Executed in 1953, La Place Du Tertre
depicts a famous square in the heart of Montmartre that is imbued with a sense of magic and the fantastical through Marc Chagall’s vibrant use of colour and dream-like motifs. Although he had settled in Vence by this time, Paris continued to remain an important reference in Chagall’s post-war works. Central to the rhythmic composition within the present work is a floating female form with anthropomorphic features. Alluding to his childhood home of Vitebsk, this state of metamorphosis can be seen as an extension of his series of Fables based on La Fontaine’s tales and published the previous year. Combining the influences of his Slavic folk spirit from his rural Russian upbringing and his new home in France, this pictorial world is one of mystic fantasy and nostalgic magic. Whimsical motifs are juxtaposed in ambiguous spatial relations, where an enigmatic topography emphasises the dream-like nature of the work. An inverted tree appears parallel to another organic element, highlighting Chagall’s spiritual connection with the cyclic destiny of nature. The vibrant palette is dominated by swaths of passionate red, whilst touches of white and yellow convey a moonlit luminosity.

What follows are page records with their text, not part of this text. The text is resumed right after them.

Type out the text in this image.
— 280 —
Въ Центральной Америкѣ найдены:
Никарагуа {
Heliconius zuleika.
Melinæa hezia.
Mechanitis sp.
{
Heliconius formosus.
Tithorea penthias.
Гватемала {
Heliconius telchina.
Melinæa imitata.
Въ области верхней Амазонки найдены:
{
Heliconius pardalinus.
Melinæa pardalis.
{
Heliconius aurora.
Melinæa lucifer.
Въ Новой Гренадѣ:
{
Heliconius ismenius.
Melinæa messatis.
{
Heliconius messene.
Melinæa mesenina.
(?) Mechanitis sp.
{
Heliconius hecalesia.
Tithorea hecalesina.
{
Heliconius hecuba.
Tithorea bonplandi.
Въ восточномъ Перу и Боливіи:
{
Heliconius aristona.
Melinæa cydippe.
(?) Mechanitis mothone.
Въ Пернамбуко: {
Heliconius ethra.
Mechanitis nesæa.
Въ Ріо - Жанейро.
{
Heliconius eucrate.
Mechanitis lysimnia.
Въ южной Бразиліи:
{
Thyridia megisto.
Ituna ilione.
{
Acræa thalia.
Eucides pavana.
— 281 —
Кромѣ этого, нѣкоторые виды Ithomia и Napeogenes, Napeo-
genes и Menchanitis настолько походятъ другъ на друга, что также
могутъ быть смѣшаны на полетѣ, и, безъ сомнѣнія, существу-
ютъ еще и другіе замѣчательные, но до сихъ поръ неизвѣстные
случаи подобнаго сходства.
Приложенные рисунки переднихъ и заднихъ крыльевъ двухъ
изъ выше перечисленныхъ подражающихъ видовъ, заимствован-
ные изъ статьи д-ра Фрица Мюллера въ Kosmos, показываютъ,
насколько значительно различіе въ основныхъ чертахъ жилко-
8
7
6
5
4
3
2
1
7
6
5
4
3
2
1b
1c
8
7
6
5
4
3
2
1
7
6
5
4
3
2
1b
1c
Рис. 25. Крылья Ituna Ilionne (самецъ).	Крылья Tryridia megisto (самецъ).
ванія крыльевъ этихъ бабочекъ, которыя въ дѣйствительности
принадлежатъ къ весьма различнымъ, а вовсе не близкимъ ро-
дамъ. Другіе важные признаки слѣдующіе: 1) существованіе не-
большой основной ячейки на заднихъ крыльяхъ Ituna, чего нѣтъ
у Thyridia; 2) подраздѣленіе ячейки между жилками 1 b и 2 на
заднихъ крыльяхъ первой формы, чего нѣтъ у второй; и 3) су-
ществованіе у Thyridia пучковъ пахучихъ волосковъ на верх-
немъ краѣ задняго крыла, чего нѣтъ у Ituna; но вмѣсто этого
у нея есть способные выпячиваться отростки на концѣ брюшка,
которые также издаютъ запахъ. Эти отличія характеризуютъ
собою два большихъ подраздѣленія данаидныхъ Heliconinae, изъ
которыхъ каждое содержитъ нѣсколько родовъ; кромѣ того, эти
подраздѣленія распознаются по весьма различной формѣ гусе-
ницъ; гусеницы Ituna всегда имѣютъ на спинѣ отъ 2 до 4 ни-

An underlying sentiment in Chagall’s œuvre is the intimate parallel with art and life, as the artist said: ‘In life, just as on the artist’s palette, there is but one single color that gives meaning to life and art – the color of love’ (quoted in Jacob Baal-Teshuva, Chagall, Cologne, 1998, p. 10). The theme of the lovers, an important motif within Chagall’s work, represents his renewed romanticism and stability with his new wife Valentina Brodsky, or “Vava”, after the death of his beloved first wife Bella and the traumatic devastation of the war. Ultimately, La Place Du Tertre underlines the true essence of the artist’s production with fantastic motifs and an enchanting atmosphere.